In this wireshark snip, you can view the source MAC for the first 2 ping packets are what would be expected. Then come the duplicates from ttl=63 through ttl=1. The source MACs of these are the interface MAC addresses of the 2 ISRs in the topology. To me, this is nearly irrefutable evidence that the ISRs received and forwarded the ping replies (they are routers, after all).

My question is what function would cause the ISRs to process those frames?

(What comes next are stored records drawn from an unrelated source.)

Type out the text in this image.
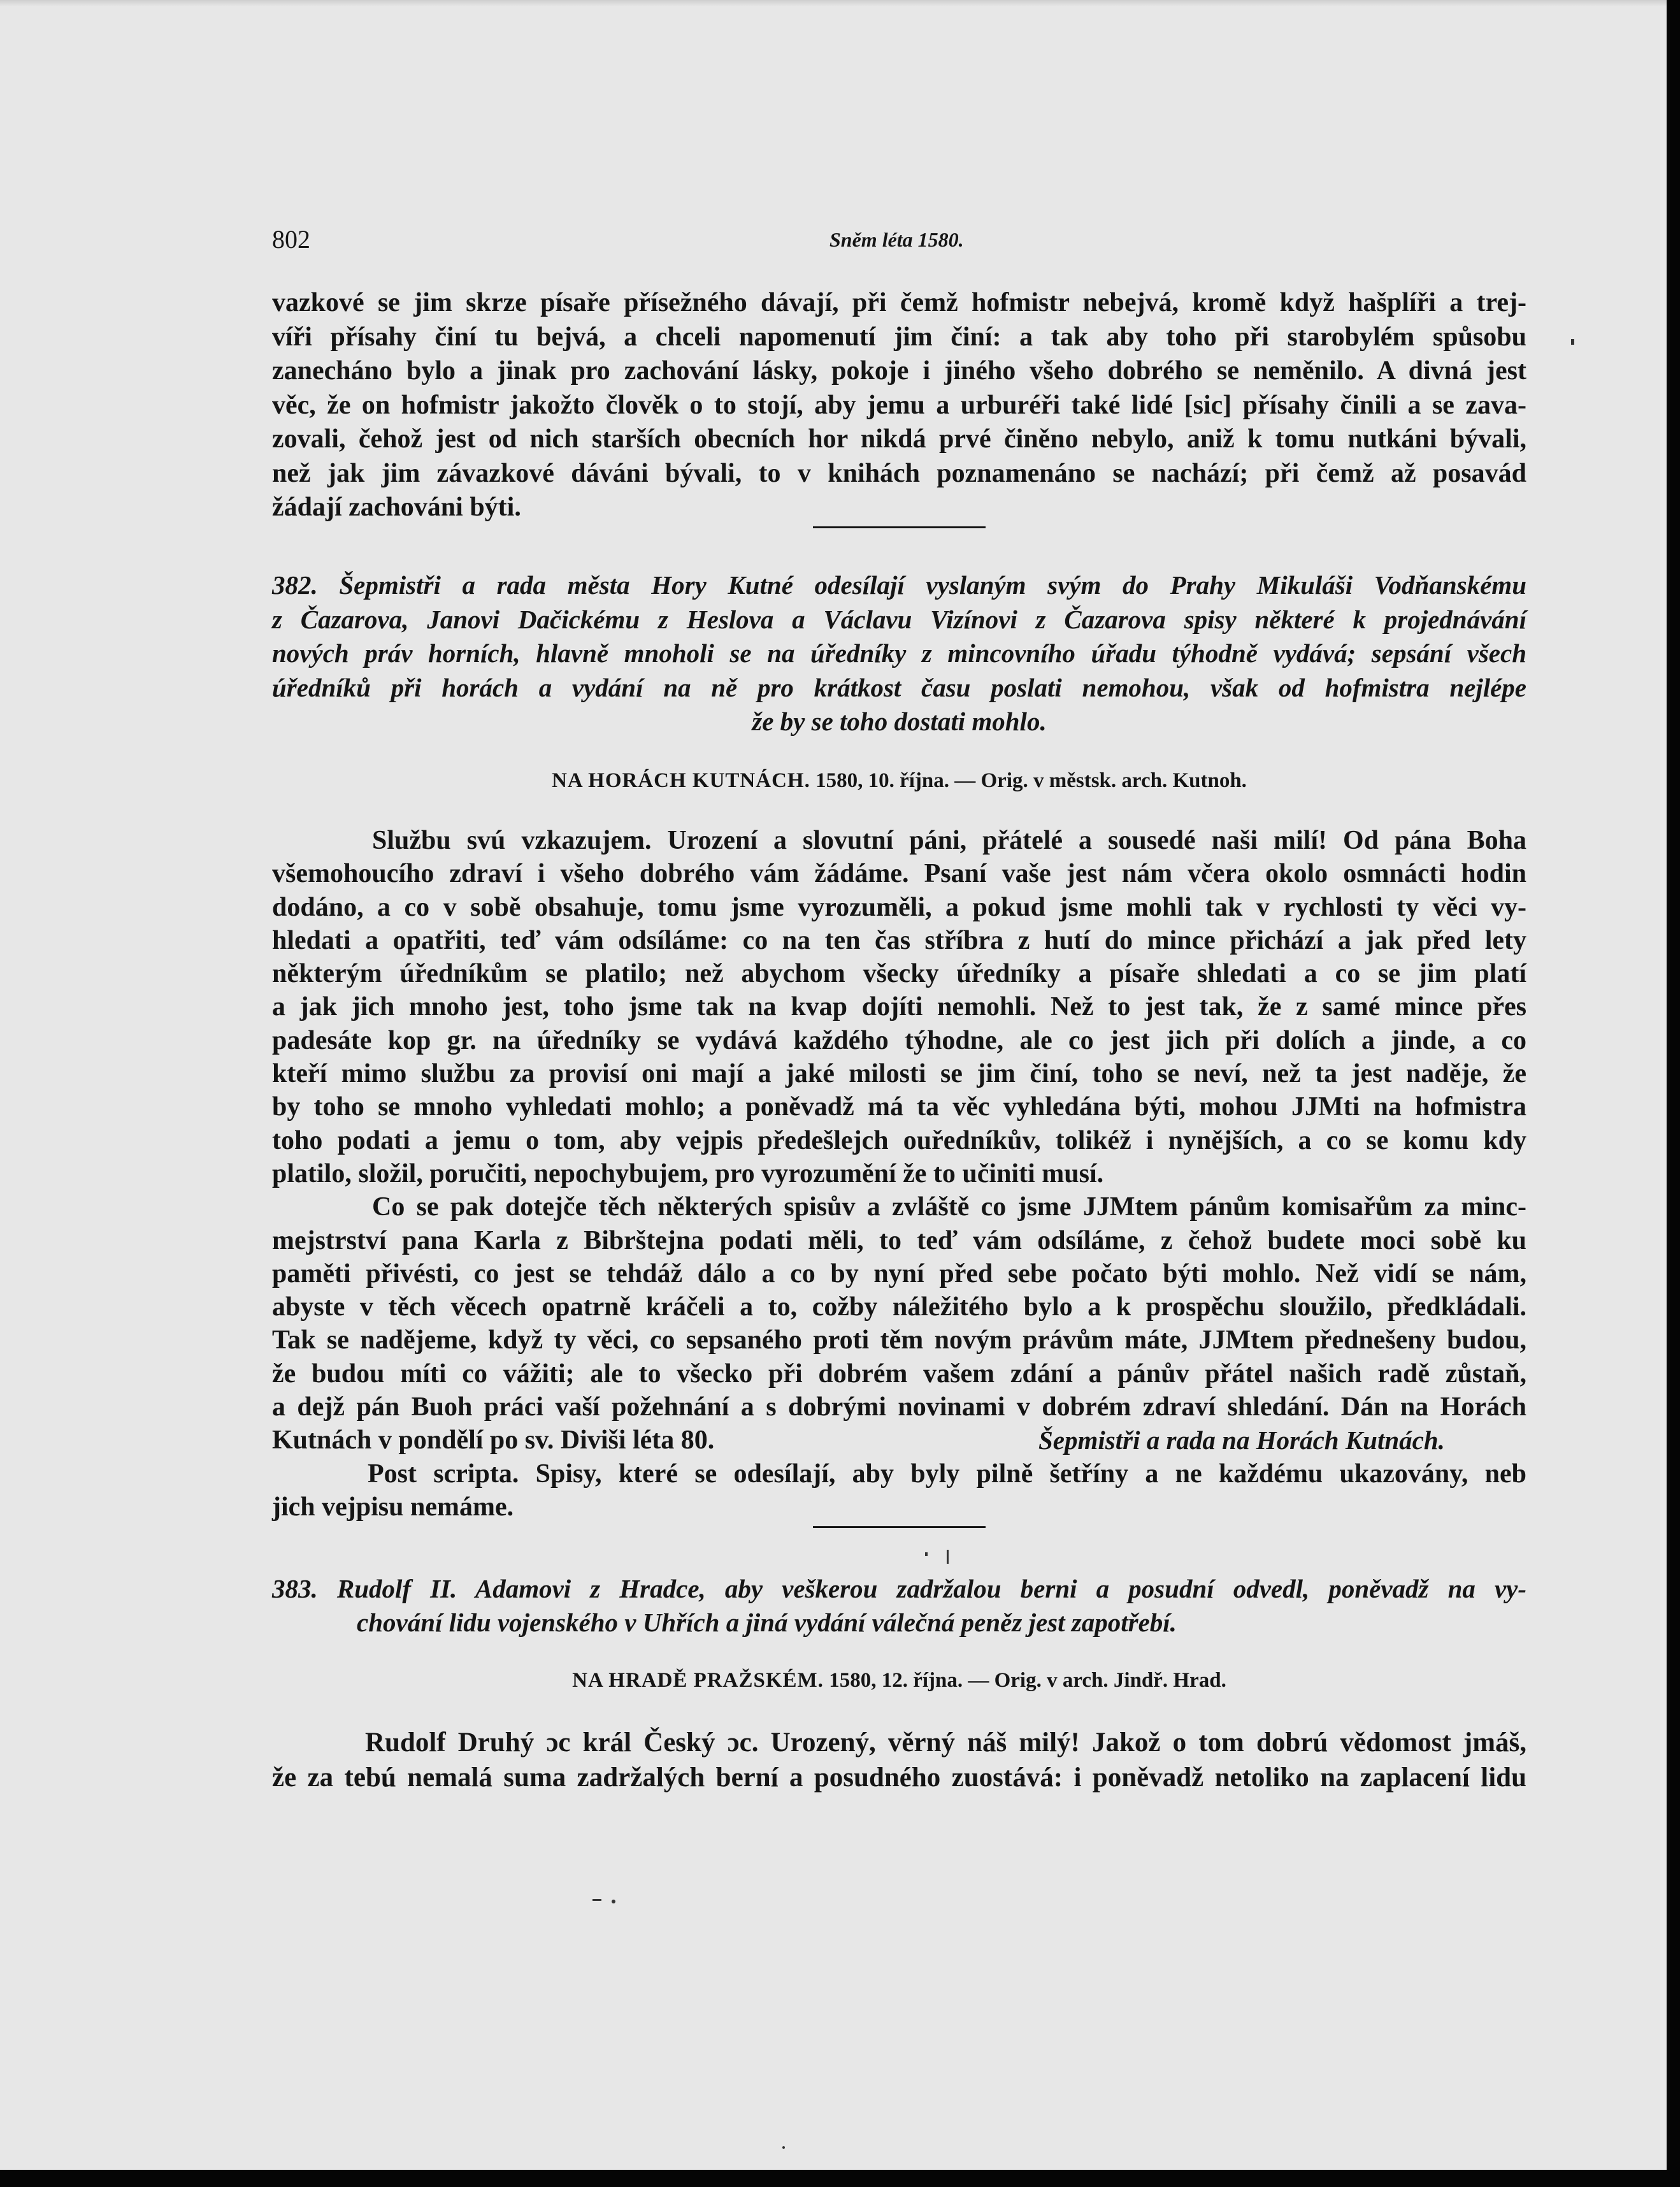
802	Sněm léta 1580.
vazkové se jim skrze písaře přísežného dávají, při čemž hofmistr nebejvá, kromě když hašplíři a trej-
víři přísahy činí tu bejvá, a chceli napomenutí jim činí: a tak aby toho při starobylém spůsobu
zanecháno bylo a jinak pro zachování lásky, pokoje i jiného všeho dobrého se neměnilo. A divná jest
věc, že on hofmistr jakožto člověk o to stojí, aby jemu a urburéři také lidé [sic] přísahy činili a se zava-
zovali, čehož jest od nich starších obecních hor nikdá prvé činěno nebylo, aniž k tomu nutkáni bývali,
než jak jim závazkové dáváni bývali, to v knihách poznamenáno se nachází; při čemž až posavád
žádají zachováni býti.
382. Šepmistři a rada města Hory Kutné odesílají vyslaným svým do Prahy Mikuláši Vodňanskému
z Čazarova, Janovi Dačickému z Heslova a Václavu Vizínovi z Čazarova spisy některé k projednávání
nových práv horních, hlavně mnoholi se na úředníky z mincovního úřadu týhodně vydává; sepsání všech
úředníků při horách a vydání na ně pro krátkost času poslati nemohou, však od hofmistra nejlépe
že by se toho dostati mohlo.
NA HORÁCH KUTNÁCH. 1580, 10. října. — Orig. v městsk. arch. Kutnoh.
Službu svú vzkazujem. Urození a slovutní páni, přátelé a sousedé naši milí! Od pána Boha
všemohoucího zdraví i všeho dobrého vám žádáme. Psaní vaše jest nám včera okolo osmnácti hodin
dodáno, a co v sobě obsahuje, tomu jsme vyrozuměli, a pokud jsme mohli tak v rychlosti ty věci vy-
hledati a opatřiti, teď vám odsíláme: co na ten čas stříbra z hutí do mince přichází a jak před lety
některým úředníkům se platilo; než abychom všecky úředníky a písaře shledati a co se jim platí
a jak jich mnoho jest, toho jsme tak na kvap dojíti nemohli. Než to jest tak, že z samé mince přes
padesáte kop gr. na úředníky se vydává každého týhodne, ale co jest jich při dolích a jinde, a co
kteří mimo službu za provisí oni mají a jaké milosti se jim činí, toho se neví, než ta jest naděje, že
by toho se mnoho vyhledati mohlo; a poněvadž má ta věc vyhledána býti, mohou JJMti na hofmistra
toho podati a jemu o tom, aby vejpis předešlejch ouředníkův, tolikéž i nynějších, a co se komu kdy
platilo, složil, poručiti, nepochybujem, pro vyrozumění že to učiniti musí.
Co se pak dotejče těch některých spisův a zvláště co jsme JJMtem pánům komisařům za minc-
mejstrství pana Karla z Bibrštejna podati měli, to teď vám odsíláme, z čehož budete moci sobě ku
paměti přivésti, co jest se tehdáž dálo a co by nyní před sebe počato býti mohlo. Než vidí se nám,
abyste v těch věcech opatrně kráčeli a to, cožby náležitého bylo a k prospěchu sloužilo, předkládali.
Tak se nadějeme, když ty věci, co sepsaného proti těm novým právům máte, JJMtem přednešeny budou,
že budou míti co vážiti; ale to všecko při dobrém vašem zdání a pánův přátel našich radě zůstaň,
a dejž pán Buoh práci vaší požehnání a s dobrými novinami v dobrém zdraví shledání. Dán na Horách
Kutnách v pondělí po sv. Diviši léta 80.	Šepmistři a rada na Horách Kutnách.
Post scripta. Spisy, které se odesílají, aby byly pilně šetříny a ne každému ukazovány, neb
jich vejpisu nemáme.
383. Rudolf II. Adamovi z Hradce, aby veškerou zadržalou berni a posudní odvedl, poněvadž na vy-
chování lidu vojenského v Uhřích a jiná vydání válečná peněz jest zapotřebí.
NA HRADĚ PRAŽSKÉM. 1580, 12. října. — Orig. v arch. Jindř. Hrad.
Rudolf Druhý ɔc král Český ɔc. Urozený, věrný náš milý! Jakož o tom dobrú vědomost jmáš,
že za tebú nemalá suma zadržalých berní a posudného zuostává: i poněvadž netoliko na zaplacení lidu
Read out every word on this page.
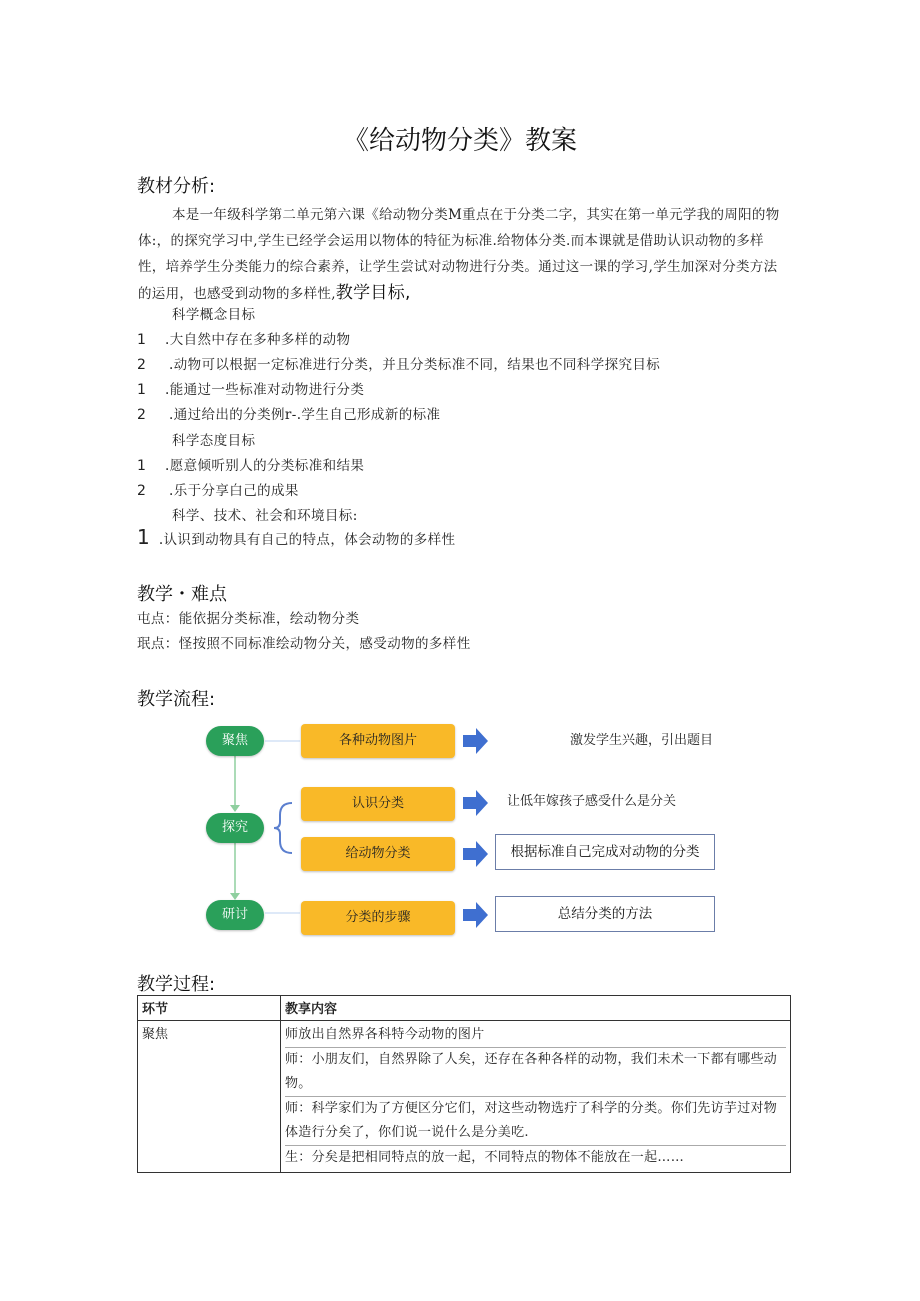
《给动物分类》教案
教材分析:
本是一年级科学第二单元第六课《给动物分类M重点在于分类二字，其实在第一单元学我的周阳的物体:，的探究学习中,学生已经学会运用以物体的特征为标准.给物体分类.而本课就是借助认识动物的多样性，培养学生分类能力的综合素养，让学生尝试对动物进行分类。通过这一课的学习,学生加深对分类方法的运用，也感受到动物的多样性,教学目标,
科学概念目标
1 .大自然中存在多种多样的动物
2 .动物可以根据一定标准进行分类，并且分类标准不同，结果也不同科学探究目标
1 .能通过一些标准对动物进行分类
2 .通过给出的分类例r-.学生自己形成新的标准
科学态度目标
1 .愿意倾听别人的分类标准和结果
2 .乐于分享白己的成果
科学、技术、社会和环境目标:
1 .认识到动物具有自己的特点，体会动物的多样性
教学・难点
屯点：能依据分类标准，绘动物分类
珉点：怪按照不同标准绘动物分关，感受动物的多样性
教学流程:
聚焦
探究
研讨
各种动物图片
认识分类
给动物分类
分类的步骤
激发学生兴趣，引出题目
让低年嫁孩子感受什么是分关
根据标准自己完成对动物的分类
总结分类的方法
教学过程:
环节	教享内容
聚焦	师放出自然界各科特今动物的图片

师：小朋友们，自然界除了人矣，还存在各种各样的动物，我们未术一下都有哪些动物。

师：科学家们为了方便区分它们，对这些动物选疔了科学的分类。你们先访芋过对物体造行分矣了，你们说一说什么是分美吃.

生：分矣是把相同特点的放一起，不同特点的物体不能放在一起……
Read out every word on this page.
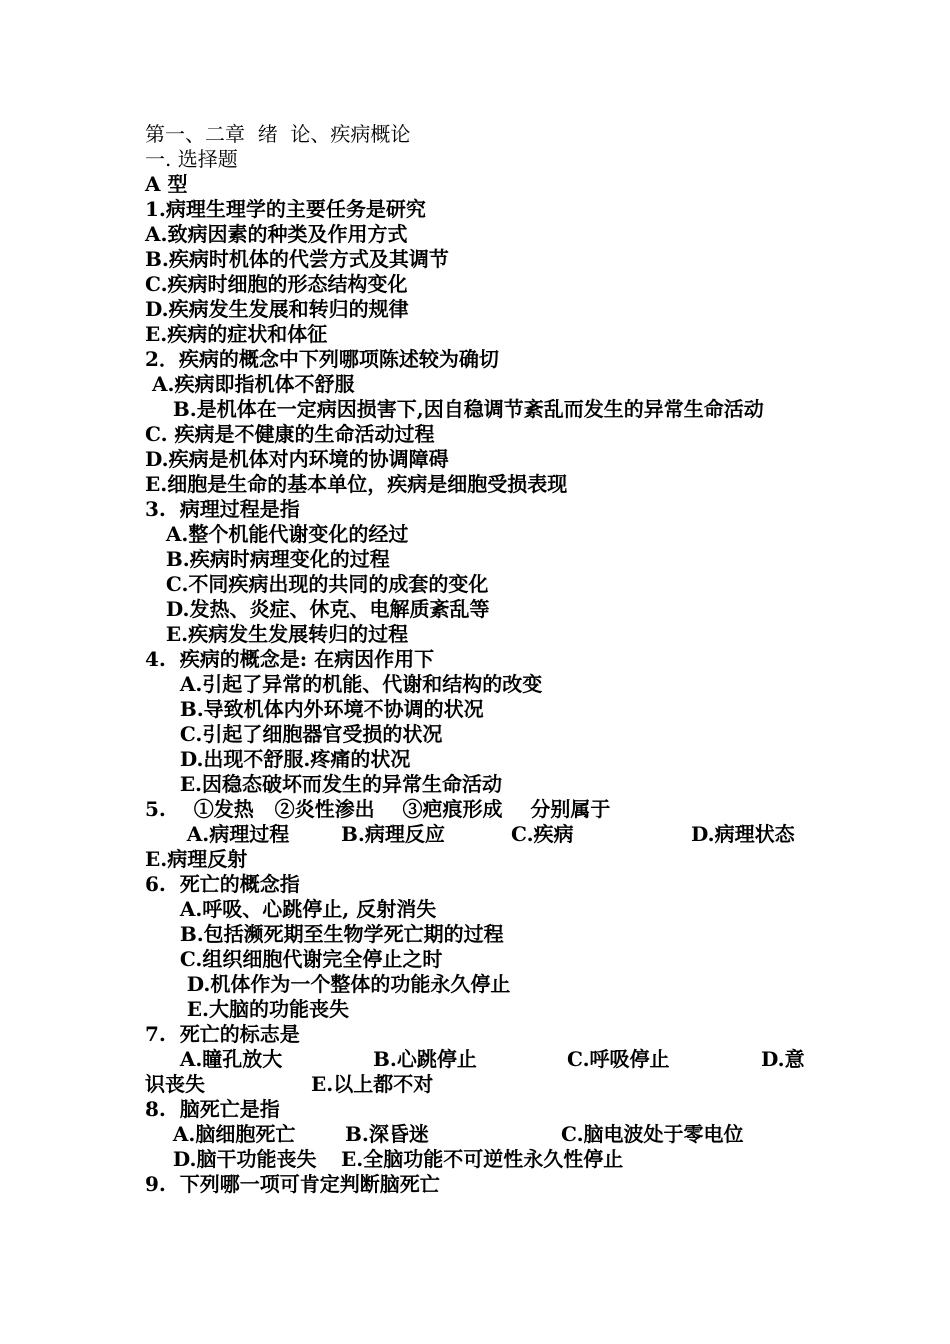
第一、二章  绪  论、疾病概论
一. 选择题
A 型
1.病理生理学的主要任务是研究
A.致病因素的种类及作用方式
B.疾病时机体的代尝方式及其调节
C.疾病时细胞的形态结构变化
D.疾病发生发展和转归的规律
E.疾病的症状和体征
2．疾病的概念中下列哪项陈述较为确切
A.疾病即指机体不舒服
B.是机体在一定病因损害下,因自稳调节紊乱而发生的异常生命活动
C. 疾病是不健康的生命活动过程
D.疾病是机体对内环境的协调障碍
E.细胞是生命的基本单位，疾病是细胞受损表现
3.  病理过程是指
A.整个机能代谢变化的经过
B.疾病时病理变化的过程
C.不同疾病出现的共同的成套的变化
D.发热、炎症、休克、电解质紊乱等
E.疾病发生发展转归的过程
4.  疾病的概念是: 在病因作用下
A.引起了异常的机能、代谢和结构的改变
B.导致机体内外环境不协调的状况
C.引起了细胞器官受损的状况
D.出现不舒服.疼痛的状况
E.因稳态破坏而发生的异常生命活动
5.    ①发热   ②炎性渗出    ③疤痕形成    分别属于
A.病理过程	B.病理反应	C.疾病	D.病理状态
E.病理反射
6.  死亡的概念指
A.呼吸、心跳停止, 反射消失
B.包括濒死期至生物学死亡期的过程
C.组织细胞代谢完全停止之时
D.机体作为一个整体的功能永久停止
E.大脑的功能丧失
7.  死亡的标志是
A.瞳孔放大	B.心跳停止	C.呼吸停止	D.意
识丧失	E.以上都不对
8.  脑死亡是指
A.脑细胞死亡	B.深昏迷	C.脑电波处于零电位
D.脑干功能丧失	E.全脑功能不可逆性永久性停止
9.  下列哪一项可肯定判断脑死亡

The dst MAC is clearly NOT owned by either ISR. Why would they not simply drop the frames?
Thoughts?


As an aside, I resolved this issue by putting an ACL on the ISRs interfaces since the only traffic that they should process is traffic that is destined for the interface IP. So, a simple permit ip any host 172.17.26.103 and deny all other traffic fixed my issues. I'm still just very confused why the ISRs were processing frames for a MACs destined for another host.